Earthquake
(from Seven Words)
The voices of self are ended. A sepia
penumbra clears round a moon of blood.
The ancient temple cloth, purple thread
twisted with blue
and scarlet, thick linen protecting other people
all these years you’ve lived
from what is dangerous and sacred,
tears in two. Earth trembles and will not stop.
Feldspar, formed on the abyssal plain
of the ocean floor
splits presto and goes on splitting. Rocks crack
like cannon-fire
and distant mountains of East Nazareth
echo in aftershock
over limestone braille
in the Dead Sea Rift or Fault
over aquifers, flint and fissured chalk
and barbed wire
on the Mount of Olives.
Violence.
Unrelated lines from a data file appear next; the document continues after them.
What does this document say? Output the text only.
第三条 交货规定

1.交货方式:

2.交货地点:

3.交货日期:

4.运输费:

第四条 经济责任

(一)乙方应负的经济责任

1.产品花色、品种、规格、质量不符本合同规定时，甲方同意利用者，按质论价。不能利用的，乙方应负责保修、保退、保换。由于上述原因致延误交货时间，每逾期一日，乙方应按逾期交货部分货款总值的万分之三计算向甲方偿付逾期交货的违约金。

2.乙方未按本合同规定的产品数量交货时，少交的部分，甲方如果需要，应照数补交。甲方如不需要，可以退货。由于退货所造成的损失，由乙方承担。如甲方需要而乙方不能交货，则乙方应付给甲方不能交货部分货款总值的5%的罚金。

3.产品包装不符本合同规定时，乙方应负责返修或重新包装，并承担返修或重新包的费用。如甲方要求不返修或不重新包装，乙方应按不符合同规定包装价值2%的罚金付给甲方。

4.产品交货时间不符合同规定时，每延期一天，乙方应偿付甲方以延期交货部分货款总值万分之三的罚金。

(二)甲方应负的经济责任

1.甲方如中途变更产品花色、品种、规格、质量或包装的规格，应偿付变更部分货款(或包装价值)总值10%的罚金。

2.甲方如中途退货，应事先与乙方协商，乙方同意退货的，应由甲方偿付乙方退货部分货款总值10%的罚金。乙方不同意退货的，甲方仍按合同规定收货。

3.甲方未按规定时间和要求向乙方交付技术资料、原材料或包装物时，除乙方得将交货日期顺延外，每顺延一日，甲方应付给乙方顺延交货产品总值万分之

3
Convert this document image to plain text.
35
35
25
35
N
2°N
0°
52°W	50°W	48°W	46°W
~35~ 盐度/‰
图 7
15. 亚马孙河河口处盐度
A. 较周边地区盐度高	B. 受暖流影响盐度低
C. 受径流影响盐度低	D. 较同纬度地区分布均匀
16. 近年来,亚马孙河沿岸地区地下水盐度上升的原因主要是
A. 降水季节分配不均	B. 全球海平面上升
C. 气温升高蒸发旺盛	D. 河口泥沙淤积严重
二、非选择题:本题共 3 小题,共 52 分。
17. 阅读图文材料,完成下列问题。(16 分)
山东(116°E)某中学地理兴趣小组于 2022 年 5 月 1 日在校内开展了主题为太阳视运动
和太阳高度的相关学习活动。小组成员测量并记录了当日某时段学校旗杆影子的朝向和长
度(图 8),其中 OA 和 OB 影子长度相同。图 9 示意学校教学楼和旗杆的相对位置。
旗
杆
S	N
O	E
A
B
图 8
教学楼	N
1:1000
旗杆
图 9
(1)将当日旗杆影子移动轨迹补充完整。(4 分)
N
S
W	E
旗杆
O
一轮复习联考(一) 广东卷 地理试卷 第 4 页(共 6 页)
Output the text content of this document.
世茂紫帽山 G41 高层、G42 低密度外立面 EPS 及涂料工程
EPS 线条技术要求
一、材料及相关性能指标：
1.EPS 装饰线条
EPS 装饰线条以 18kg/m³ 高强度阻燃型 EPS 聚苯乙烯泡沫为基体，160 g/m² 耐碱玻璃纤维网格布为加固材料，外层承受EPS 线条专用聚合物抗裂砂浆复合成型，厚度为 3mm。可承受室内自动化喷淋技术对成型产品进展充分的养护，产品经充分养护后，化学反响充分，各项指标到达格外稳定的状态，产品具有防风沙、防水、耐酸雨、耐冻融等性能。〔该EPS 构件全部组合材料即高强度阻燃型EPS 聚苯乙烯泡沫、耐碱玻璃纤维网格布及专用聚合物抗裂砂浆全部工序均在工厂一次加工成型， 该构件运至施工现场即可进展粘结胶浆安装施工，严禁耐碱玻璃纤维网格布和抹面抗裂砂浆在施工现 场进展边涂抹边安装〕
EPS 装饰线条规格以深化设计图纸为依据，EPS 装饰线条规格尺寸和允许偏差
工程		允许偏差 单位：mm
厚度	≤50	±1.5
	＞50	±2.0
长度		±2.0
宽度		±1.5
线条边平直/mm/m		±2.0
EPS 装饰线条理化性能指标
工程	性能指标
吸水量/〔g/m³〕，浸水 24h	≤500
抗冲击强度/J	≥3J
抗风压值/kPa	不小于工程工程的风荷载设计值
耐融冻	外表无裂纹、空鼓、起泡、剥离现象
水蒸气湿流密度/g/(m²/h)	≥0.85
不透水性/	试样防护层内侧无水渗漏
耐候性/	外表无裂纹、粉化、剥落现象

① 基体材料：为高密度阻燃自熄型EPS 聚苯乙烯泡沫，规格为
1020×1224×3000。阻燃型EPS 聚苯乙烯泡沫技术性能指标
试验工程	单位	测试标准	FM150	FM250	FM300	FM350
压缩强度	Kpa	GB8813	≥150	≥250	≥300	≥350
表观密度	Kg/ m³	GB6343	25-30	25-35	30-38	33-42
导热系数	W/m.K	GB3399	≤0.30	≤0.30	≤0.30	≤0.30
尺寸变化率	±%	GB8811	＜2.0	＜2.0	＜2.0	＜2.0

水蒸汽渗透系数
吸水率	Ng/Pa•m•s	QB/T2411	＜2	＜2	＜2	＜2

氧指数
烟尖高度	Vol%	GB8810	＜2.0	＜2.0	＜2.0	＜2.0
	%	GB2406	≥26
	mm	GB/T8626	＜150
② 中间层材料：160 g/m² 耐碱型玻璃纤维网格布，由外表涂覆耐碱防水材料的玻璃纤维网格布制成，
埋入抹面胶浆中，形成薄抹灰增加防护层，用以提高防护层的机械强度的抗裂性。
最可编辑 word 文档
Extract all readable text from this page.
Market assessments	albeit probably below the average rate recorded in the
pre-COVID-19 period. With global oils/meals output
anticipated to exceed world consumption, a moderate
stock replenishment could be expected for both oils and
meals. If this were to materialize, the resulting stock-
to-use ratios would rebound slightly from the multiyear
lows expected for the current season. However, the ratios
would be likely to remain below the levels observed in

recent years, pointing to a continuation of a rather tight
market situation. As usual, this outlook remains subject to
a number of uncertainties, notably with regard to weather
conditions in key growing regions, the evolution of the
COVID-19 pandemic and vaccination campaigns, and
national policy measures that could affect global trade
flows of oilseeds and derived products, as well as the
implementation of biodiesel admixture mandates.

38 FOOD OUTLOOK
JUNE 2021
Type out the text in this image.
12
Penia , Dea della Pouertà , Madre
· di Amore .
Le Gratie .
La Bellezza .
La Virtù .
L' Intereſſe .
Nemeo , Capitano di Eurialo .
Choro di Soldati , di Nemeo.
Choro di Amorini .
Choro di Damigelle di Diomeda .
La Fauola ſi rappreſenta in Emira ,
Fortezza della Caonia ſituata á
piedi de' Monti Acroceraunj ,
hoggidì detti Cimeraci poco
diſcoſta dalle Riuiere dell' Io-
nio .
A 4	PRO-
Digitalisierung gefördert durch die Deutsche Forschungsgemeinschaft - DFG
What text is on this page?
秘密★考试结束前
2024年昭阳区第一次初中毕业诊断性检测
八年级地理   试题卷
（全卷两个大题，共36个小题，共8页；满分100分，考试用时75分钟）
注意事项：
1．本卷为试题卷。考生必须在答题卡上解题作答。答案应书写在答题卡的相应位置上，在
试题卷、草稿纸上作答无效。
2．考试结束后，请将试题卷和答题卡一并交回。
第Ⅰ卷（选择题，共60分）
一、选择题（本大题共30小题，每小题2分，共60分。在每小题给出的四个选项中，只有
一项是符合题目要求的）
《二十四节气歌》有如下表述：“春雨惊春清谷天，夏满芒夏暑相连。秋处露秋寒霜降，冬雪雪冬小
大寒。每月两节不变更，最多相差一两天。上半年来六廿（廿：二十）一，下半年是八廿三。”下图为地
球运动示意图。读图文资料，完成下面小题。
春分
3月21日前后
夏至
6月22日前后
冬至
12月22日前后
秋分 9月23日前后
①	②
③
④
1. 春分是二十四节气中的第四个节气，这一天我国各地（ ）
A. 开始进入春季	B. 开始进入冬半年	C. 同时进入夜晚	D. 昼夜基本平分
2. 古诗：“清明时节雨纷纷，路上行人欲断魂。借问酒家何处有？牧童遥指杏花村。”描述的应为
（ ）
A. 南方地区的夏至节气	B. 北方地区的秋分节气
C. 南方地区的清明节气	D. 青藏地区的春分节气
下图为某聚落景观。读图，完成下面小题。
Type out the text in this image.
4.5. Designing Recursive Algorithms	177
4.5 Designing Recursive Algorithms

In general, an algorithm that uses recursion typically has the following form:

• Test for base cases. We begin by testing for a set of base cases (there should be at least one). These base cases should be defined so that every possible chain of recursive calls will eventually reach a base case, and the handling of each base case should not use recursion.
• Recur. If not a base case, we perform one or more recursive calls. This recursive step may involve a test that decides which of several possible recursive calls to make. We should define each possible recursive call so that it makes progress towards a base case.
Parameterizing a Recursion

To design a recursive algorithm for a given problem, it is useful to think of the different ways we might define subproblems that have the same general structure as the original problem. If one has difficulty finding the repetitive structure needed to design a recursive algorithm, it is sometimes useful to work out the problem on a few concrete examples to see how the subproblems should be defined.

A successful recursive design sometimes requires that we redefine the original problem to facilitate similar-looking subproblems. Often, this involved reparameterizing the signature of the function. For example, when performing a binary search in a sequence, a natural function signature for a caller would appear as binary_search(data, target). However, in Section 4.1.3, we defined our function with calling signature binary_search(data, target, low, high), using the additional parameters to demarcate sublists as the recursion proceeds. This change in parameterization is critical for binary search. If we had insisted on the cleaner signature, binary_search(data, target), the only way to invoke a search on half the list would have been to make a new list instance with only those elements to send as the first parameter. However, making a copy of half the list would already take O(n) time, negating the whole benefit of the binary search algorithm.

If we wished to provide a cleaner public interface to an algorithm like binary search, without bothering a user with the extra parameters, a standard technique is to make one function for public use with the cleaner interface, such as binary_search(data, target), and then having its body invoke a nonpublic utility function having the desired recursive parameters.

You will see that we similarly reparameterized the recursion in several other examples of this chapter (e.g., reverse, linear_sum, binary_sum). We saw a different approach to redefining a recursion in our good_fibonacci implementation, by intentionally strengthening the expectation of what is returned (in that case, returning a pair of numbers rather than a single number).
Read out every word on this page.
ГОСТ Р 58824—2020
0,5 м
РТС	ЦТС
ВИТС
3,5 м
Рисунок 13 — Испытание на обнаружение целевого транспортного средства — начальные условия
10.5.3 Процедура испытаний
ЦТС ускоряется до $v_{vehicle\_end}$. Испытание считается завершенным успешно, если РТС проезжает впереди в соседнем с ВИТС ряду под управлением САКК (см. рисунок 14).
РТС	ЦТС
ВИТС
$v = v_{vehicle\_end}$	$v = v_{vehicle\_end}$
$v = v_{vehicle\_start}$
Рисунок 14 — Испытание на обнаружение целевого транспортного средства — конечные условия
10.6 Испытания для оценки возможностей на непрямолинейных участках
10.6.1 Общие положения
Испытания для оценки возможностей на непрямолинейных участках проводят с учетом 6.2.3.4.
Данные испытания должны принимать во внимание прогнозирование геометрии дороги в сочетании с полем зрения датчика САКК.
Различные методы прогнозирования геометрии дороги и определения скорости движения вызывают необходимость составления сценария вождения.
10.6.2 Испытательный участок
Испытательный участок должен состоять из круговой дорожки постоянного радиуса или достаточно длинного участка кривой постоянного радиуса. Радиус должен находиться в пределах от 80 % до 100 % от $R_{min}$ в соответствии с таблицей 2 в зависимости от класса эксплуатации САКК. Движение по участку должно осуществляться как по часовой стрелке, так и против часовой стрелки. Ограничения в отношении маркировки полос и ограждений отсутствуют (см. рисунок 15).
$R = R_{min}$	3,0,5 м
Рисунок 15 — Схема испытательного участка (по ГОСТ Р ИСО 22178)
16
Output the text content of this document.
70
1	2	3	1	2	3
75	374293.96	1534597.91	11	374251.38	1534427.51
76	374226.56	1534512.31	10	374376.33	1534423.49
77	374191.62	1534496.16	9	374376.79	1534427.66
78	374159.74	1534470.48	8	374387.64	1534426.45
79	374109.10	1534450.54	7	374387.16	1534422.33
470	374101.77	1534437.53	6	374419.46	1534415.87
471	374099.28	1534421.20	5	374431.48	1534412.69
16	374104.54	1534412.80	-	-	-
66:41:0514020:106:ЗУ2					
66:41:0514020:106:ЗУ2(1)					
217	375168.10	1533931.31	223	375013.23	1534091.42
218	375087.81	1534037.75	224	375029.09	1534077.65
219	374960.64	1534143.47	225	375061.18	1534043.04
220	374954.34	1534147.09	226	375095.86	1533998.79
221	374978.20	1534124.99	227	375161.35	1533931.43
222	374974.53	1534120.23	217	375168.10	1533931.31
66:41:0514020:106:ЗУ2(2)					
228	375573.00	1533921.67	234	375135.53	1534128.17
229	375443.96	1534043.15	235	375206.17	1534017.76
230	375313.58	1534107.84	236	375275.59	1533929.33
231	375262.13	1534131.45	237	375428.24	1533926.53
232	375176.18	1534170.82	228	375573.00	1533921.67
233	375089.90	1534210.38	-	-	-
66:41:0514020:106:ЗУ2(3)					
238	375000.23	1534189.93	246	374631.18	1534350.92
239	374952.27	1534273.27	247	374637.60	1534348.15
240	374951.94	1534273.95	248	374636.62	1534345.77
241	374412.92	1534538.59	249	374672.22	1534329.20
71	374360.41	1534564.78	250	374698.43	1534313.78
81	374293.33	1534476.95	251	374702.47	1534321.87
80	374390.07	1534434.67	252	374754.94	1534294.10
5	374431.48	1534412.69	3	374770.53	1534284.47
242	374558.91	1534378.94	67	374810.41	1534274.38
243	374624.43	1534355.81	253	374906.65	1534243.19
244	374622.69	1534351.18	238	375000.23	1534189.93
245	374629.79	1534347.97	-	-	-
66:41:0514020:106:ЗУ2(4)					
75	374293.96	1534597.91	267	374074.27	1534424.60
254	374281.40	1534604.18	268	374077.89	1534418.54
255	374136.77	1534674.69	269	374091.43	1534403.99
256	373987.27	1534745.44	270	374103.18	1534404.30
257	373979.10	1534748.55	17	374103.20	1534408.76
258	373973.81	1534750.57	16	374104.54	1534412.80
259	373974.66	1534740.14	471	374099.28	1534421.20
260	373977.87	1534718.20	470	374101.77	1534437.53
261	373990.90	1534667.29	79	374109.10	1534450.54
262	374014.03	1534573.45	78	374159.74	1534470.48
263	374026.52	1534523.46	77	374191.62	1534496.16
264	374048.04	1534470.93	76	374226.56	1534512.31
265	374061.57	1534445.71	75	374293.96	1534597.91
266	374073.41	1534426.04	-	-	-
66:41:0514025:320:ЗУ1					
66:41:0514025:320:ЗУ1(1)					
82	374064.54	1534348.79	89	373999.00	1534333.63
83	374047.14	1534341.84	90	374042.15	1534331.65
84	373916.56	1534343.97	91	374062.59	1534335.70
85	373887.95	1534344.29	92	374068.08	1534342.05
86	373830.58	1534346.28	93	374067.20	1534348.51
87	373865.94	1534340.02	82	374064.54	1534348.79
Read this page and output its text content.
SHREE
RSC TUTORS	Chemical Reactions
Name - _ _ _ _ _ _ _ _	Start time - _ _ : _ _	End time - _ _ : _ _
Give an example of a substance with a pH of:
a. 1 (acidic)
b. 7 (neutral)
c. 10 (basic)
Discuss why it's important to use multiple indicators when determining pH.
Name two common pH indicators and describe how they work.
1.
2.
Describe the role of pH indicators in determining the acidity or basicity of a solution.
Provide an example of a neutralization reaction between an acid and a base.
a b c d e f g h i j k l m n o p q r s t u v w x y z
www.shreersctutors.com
Take your finger off the edge
and it snaps back like a rubber band
shaking our ground from top to bottom.
Buckling. Compression. A spear jabs through
one interspace between the ribs
and water gushes out with blood from the fluid sac.
This is the end of everything you’ve been.
God is what God does. You are the earth.
The outer world, body’s integument, the layers
of all that’s happened in a life,
the bastions of defence and muddled litter
of experience, are bleeding out like dye
into a shroud. We are rhythmic animals
and our prayer
is breath. We don’t need veil:
the mystery we call soul
is no password-protected secret
but an invitation.
You’ll get there. You’re neither victim
nor a hero. You’ve come home
to new
possibilities of you. The night glides by.
Clouds move silver fast and free across the sky.